Varone went on to look at numerous case studies and to make comparisons. Many of these involved apparatus crashes, POV crashes and ambulance crashes. Anther case involved horseplay – that of Virginia EMT Joshua Martin, who shocked and inadvertently killed his partner with a defibrillator in 2005.
Another top discussion involved supervisors being charged with manslaughter as a result of their employees’ death.
Varone recounted the case of Alan G. Baird III of the Lairdsville (N.Y.) Fire Department, who was charged with involuntary manslaughter and convicted of criminally negligent homicide after the 2001 training death of a recruit.
He also highlighted the case of the Thirty Mile wildfire, in which four firefighters were killed in Washington in 2001, and their supervisor was charged with involuntary manslaughter in 2006 - partly as a result of the families’ ongoing lobbying.

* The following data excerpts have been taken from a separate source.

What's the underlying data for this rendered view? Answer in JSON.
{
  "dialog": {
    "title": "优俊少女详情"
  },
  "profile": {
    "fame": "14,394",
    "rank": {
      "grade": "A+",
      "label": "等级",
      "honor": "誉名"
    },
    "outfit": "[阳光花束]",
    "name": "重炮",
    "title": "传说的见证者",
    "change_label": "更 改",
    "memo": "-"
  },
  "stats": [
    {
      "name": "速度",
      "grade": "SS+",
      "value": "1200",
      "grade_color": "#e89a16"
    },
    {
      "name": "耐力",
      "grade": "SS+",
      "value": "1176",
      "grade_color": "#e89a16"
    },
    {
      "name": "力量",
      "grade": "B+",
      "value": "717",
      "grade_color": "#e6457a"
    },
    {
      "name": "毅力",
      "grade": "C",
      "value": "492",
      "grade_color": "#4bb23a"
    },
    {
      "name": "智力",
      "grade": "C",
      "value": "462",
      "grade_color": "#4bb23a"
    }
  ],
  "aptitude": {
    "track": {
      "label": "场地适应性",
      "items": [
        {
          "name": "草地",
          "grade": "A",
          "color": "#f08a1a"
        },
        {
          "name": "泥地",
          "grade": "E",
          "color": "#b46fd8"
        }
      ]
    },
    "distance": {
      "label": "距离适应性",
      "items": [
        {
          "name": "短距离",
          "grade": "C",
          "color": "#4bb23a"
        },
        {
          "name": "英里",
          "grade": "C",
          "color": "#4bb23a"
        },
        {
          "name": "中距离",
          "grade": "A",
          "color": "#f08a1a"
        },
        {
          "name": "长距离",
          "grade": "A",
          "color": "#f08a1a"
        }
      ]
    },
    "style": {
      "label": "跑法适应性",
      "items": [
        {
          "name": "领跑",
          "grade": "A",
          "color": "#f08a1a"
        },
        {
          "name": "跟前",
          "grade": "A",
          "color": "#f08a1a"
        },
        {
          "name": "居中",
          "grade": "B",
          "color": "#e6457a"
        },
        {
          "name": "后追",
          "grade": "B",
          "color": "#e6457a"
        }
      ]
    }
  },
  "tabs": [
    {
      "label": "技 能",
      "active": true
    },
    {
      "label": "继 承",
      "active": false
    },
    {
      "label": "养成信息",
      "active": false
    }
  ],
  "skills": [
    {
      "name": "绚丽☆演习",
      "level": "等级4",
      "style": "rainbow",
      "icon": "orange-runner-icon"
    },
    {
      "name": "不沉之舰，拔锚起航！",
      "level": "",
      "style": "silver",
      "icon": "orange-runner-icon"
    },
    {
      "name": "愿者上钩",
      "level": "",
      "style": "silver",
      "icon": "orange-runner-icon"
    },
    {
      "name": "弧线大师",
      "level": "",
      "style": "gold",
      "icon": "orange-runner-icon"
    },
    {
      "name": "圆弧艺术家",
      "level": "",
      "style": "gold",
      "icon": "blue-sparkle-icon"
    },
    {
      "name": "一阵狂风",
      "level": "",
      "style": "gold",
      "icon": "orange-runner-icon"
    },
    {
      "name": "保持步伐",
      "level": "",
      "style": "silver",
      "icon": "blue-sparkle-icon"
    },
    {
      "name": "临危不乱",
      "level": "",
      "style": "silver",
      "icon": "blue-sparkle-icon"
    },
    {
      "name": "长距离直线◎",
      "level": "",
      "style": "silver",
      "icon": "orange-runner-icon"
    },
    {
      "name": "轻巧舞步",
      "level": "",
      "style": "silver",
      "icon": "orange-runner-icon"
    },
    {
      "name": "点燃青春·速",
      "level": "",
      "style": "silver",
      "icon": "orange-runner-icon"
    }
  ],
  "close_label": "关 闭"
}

“It took them five years but they finally got what they what they were looking for,” Varone said. He suggests that while the public tends to think of lawsuits as money-driven, the root of lawsuits like these are rage and grief.
In the end, Varone said there are some take-away lessons to be gleaned from these cases. For one, in the aftermath of such events, public uproar has to be expected. Does it matter what kind of person the responder is or was? Absolutely, Varone said. If they were known to be ethical, that can affect the public perception and outcome.
However, convictions were likelier in cases involving issues such as alcohol, drugs or horseplay.
“Some factors can make a case indefensible,” Varone said.